Escuchaba unos gritos lejanos
despavoridos, pero solamente pudo volver a la orilla después que el
instructor se tiró al agua para rescatarla y sacudiéndola fuerte de
los hombros la hizo regresar.
Sus
hijas empezaron a escuchar asombradas historias sobre su madre. Con
cada nuevo vecino que hablaban, les llegaba una nueva locura. Que
cruzaba la calle con los ojos cerrados, que dormía a la intemperie.
No tardaron en decidir montar guardia permanente en su casa. Tomaban
turnos y todos participaban para vigilar a Gregoria. Pero nadie
terminaba de entender que le pasaba. Los doctores escuchaban atentos
las historias increíbles y los comportamientos irresponsables, pero
sin secuelas físicas era difícil para ellos hilvanar un
diagnóstico.
Prisionera
en su propia casa Gregoria se abstuvo de pelearse con sus guardianes.

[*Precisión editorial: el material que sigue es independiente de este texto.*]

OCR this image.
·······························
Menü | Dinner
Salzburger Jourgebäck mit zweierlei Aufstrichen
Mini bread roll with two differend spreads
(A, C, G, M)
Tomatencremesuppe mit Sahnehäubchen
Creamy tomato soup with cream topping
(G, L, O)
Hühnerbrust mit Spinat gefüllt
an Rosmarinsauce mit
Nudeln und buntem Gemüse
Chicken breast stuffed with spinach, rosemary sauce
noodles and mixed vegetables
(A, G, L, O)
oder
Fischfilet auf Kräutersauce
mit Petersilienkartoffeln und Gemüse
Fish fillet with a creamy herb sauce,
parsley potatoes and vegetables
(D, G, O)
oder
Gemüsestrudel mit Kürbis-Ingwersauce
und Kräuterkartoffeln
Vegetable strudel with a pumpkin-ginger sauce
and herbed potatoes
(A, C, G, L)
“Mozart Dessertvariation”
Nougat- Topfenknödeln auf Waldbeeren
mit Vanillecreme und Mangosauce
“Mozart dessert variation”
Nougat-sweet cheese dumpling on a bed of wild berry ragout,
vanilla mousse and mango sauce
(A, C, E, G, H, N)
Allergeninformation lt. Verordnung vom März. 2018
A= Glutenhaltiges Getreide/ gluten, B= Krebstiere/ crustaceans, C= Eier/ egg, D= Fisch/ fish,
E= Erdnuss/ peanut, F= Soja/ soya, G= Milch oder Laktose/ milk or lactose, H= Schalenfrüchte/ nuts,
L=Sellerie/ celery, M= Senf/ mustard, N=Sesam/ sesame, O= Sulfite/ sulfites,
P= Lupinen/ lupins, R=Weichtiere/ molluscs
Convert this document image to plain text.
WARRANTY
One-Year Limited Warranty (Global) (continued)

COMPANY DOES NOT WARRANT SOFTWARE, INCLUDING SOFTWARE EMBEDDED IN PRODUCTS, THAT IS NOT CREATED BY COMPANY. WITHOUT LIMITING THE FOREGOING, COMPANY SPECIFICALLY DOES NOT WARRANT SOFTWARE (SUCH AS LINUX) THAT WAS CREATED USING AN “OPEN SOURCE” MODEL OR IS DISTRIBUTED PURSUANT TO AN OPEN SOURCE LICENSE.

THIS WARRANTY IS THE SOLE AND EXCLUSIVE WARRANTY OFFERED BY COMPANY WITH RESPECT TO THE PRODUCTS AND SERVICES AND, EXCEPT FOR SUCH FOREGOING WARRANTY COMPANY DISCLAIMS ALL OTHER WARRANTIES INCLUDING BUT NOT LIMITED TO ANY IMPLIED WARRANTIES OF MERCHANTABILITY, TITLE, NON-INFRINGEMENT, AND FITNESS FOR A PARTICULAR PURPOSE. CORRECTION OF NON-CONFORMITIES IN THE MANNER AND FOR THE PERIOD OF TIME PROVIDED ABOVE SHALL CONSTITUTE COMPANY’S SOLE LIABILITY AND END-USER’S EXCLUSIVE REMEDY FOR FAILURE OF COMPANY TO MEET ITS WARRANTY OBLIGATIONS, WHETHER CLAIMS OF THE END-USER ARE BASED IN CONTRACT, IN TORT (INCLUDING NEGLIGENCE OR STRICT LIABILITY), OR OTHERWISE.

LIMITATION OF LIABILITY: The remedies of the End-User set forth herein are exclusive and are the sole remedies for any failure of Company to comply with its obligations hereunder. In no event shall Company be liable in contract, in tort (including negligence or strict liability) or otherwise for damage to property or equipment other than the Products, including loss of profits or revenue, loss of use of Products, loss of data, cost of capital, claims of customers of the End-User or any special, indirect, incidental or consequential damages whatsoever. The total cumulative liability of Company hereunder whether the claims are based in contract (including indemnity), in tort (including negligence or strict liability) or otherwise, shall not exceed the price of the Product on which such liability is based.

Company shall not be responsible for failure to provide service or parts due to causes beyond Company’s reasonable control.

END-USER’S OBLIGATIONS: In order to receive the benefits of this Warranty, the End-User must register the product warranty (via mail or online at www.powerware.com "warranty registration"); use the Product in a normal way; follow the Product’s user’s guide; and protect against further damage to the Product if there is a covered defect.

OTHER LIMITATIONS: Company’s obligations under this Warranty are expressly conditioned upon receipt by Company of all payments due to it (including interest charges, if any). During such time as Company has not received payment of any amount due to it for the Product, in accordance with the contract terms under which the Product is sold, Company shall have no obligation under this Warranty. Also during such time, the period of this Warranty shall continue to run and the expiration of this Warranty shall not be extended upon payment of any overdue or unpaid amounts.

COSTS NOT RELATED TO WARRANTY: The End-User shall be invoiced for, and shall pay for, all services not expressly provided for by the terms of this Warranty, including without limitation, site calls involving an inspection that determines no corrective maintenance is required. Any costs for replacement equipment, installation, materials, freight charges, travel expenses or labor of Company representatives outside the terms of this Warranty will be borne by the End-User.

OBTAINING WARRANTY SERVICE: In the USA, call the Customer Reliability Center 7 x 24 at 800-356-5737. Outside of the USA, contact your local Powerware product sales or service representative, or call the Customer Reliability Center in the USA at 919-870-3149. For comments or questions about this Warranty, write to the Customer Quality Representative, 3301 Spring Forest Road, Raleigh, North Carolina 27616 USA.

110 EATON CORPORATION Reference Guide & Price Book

Obedeció los concejos, acalló los conflictos. A cada uno en su
turno le cocinó algo rico. Entonces cada nieto o hija o yerno y
hasta su hermana esperaba con impaciencia su momento para cuidar a
Gregoria y fue fácil para ella de a poco convencerlos de que ya
estaba bien, que no tenia nada. Los arropaba por las noches. La casa
que antes estaba vacía, se lleno de visitas.
En
la noche que le tocaba hacer guardia a su nieto mayor le preparó un
escabeche de pejerrey y con palabras dulces lo invitó a dormir al
cuarto que había sido de su madre.
Esa
noche hacía frío y Gregoria lo sintió en el cuerpo, como hacía
mucho tiempo no le pasaba. Entonces pensó otra vez en él. Cerró la
puerta de la habitación donde dormía su nieto y bajó al living de
su casa. Allí se desvistió y esperó unos instantes Lo hizo para
poder sentir el calor, que no tardó en llegar.